Parallelizing Dense Symmetric Indefinite Solvers
P.E. Strazdins.
Parallelizing Dense Symmetric Indefinite Solvers,
PART'99, The 6th Annual Australasian Conference on
Parallel And Real-Time Systems, Springer-Verlag, Melbourne, Dec 1999,
pages 398-410.
Contents
Abstract
This paper describes the design, implementation and performance
of a parallel direct dense symmetric-indefinite solver. The primary
target architecture for the solver is the Fujitsu AP3000, a distributed
memory machine based on the UltraSPARC processor.
The solver uses the Bunch-Kaufman diagonal pivoting method and is
based on the LAPACK algorithm, with several modifications required for
efficient parallel implementation. The solver out-performs its equivalent
LAPACK routine zsysv() by 13% when run on a 300 MHz UltraSPARC
processor for a complex matrix of order 1601 and a single right hand size,
with a speed of 436 (double precision) MFLOPs.

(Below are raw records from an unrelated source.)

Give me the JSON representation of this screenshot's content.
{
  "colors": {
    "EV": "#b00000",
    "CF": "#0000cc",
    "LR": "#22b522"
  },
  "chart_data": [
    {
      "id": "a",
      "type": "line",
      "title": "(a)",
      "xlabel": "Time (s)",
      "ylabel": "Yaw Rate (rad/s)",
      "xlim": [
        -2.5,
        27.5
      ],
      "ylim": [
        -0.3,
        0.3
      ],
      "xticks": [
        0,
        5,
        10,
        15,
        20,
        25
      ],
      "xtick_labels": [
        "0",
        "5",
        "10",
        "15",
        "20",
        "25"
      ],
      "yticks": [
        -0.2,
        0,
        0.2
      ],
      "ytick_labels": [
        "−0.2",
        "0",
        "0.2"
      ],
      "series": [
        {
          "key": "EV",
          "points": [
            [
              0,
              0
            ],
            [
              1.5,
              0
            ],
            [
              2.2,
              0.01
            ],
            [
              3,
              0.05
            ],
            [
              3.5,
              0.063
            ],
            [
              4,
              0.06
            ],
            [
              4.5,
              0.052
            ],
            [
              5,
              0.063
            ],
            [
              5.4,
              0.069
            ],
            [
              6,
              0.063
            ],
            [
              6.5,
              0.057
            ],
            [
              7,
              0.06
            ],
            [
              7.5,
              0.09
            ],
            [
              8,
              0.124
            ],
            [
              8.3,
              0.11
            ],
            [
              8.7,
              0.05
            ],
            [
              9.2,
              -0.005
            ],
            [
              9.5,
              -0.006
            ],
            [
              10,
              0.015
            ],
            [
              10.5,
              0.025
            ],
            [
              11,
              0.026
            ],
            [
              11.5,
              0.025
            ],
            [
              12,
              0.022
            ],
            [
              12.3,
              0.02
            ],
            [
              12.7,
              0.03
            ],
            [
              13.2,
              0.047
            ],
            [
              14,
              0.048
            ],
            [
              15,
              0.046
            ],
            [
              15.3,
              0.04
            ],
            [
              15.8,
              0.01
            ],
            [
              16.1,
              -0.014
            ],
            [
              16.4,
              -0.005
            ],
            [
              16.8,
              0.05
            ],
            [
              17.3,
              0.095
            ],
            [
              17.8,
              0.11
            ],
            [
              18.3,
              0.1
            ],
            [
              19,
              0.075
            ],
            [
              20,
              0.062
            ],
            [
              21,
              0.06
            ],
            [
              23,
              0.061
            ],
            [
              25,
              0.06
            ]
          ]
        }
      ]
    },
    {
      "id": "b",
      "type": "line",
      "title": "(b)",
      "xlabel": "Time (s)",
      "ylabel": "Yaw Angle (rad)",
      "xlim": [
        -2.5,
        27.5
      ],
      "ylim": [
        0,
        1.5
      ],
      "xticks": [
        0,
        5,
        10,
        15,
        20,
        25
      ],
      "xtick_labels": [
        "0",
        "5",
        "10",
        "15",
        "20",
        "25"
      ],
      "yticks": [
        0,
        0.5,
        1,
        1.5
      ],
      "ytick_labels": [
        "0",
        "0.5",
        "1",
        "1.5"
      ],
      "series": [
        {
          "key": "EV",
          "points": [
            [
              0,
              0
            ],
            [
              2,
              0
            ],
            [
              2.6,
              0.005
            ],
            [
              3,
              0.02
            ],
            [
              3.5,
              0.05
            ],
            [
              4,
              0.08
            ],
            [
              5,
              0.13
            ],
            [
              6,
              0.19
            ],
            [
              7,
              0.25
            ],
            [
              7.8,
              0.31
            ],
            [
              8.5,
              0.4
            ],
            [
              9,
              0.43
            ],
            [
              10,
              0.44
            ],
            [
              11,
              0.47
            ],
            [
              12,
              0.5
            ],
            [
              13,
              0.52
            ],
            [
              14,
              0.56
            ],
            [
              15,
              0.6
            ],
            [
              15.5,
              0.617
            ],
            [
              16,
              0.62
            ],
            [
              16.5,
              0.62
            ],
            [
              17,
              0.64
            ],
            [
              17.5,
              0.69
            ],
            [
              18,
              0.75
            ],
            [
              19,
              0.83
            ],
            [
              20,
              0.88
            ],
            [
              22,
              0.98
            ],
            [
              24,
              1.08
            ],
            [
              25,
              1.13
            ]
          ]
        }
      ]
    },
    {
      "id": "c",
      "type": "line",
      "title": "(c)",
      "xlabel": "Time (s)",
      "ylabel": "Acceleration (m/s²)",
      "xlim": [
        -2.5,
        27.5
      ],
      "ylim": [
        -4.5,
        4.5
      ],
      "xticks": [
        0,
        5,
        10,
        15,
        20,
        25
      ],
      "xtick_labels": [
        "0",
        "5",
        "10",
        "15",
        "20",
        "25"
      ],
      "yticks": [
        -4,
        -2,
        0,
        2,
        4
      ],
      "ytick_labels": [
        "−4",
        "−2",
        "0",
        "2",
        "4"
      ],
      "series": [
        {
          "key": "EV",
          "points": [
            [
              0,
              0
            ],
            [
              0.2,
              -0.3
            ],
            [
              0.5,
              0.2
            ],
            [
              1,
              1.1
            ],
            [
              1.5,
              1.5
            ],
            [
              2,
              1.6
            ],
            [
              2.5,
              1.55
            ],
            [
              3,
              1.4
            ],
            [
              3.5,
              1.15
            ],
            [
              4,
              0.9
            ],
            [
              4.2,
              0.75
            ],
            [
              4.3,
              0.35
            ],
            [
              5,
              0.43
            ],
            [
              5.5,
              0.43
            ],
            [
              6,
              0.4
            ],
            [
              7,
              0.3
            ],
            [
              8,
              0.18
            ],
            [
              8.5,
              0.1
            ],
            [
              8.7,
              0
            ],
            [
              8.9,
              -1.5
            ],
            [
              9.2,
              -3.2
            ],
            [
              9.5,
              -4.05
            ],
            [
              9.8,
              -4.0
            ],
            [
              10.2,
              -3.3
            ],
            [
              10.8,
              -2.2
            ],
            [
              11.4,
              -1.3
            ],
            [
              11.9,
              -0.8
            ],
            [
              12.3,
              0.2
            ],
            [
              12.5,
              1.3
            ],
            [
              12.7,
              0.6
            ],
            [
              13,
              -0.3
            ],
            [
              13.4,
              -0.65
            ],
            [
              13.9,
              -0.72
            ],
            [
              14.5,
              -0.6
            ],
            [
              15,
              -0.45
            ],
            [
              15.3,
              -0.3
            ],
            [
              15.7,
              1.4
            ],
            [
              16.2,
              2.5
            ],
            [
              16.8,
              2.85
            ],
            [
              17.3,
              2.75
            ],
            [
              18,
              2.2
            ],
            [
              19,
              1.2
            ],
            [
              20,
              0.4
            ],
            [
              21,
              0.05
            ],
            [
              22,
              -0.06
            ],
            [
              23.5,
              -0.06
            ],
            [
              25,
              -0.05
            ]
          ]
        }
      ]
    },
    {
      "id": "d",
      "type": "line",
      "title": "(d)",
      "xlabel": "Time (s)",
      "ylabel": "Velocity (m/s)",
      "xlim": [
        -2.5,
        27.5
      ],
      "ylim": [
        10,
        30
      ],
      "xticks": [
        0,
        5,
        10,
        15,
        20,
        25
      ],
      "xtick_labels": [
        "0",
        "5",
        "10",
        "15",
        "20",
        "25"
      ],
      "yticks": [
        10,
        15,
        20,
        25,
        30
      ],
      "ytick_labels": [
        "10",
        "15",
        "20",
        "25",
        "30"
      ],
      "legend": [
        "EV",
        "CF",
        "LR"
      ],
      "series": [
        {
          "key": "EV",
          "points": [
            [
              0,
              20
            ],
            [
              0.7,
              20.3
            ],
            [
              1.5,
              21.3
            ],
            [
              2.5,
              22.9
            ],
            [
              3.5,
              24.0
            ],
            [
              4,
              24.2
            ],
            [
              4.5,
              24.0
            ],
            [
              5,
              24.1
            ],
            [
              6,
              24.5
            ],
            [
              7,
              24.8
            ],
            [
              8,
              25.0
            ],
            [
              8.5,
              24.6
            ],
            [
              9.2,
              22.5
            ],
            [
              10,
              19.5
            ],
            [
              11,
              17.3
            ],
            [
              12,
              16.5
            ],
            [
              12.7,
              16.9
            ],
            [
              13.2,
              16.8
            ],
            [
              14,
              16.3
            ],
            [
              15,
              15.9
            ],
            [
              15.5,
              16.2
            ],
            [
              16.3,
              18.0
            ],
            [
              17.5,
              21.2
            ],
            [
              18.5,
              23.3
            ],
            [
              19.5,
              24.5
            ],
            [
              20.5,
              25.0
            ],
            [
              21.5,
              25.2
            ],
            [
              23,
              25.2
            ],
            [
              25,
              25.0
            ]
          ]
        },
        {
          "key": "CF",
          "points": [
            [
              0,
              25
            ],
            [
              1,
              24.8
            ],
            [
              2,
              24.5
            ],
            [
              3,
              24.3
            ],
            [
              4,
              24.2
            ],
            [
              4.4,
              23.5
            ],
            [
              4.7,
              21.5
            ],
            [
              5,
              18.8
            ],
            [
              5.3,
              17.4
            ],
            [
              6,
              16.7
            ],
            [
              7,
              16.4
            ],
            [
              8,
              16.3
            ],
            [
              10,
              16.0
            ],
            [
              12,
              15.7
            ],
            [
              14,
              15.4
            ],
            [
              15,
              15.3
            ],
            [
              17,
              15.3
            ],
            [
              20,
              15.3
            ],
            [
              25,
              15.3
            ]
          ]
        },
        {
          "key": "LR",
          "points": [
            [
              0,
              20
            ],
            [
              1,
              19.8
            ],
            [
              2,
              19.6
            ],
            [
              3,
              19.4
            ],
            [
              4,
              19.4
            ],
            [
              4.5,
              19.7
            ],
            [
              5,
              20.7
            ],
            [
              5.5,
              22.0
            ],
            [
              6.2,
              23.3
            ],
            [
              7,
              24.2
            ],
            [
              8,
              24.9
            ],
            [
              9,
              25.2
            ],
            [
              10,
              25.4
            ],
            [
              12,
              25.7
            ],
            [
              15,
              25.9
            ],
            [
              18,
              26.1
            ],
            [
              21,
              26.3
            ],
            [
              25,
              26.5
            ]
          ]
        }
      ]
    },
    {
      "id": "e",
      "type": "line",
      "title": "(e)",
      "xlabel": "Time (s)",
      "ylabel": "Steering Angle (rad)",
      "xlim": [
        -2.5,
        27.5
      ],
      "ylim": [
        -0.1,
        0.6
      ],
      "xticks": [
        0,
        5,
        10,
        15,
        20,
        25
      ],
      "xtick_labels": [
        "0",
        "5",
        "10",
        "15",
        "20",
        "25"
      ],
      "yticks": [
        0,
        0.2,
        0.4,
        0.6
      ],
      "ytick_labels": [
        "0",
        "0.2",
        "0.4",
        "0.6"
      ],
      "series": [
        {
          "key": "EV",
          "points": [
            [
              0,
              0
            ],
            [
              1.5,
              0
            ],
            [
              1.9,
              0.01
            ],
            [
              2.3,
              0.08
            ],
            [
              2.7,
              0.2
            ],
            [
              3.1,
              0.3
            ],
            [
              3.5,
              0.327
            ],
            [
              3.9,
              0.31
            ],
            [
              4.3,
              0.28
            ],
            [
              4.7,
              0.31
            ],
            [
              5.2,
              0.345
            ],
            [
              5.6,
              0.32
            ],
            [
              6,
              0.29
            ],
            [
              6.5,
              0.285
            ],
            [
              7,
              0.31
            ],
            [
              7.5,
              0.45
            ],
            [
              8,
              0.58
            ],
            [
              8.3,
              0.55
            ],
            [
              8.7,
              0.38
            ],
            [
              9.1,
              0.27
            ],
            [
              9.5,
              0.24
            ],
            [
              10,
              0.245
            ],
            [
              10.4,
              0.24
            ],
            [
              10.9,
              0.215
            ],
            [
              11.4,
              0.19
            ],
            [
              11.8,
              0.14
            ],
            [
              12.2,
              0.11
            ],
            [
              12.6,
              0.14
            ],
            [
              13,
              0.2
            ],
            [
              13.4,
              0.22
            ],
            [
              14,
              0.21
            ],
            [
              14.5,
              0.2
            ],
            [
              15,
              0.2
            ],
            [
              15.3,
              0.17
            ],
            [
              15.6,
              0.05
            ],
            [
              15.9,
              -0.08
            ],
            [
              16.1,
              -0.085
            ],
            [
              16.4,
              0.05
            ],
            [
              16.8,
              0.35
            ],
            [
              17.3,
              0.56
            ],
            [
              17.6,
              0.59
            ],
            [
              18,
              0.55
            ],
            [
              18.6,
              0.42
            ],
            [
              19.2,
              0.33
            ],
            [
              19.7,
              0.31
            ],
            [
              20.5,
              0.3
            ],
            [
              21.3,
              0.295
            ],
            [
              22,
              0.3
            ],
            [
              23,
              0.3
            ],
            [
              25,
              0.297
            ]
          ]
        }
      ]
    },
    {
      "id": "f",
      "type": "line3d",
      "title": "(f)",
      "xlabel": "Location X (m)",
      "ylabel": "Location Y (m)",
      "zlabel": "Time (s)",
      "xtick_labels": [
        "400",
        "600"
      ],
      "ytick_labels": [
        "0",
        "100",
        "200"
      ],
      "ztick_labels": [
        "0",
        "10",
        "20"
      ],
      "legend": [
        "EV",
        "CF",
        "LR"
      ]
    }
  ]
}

Using run-time settable parameters, the routine can use any logical P x Q
processor grid, any (square) storage block size r and any algorithmic
block size w. This enables performance tuning via trading off load balance
and communication penalties, the latter being relatively higher than for
LU or LLT solvers. For a matrix of order 10000 on a 16-node AP3000,
best performance was achieved with P = Q = 4, w = 48; r = 4 with a
speed of 5.4 GFLOPs and a parallel speedup of 12.4
Keywords
dense linear algebra, block cyclic decomposition,
algorithmic blocking, storage blocking,
symmetric indefinite systems, LDLT decomposition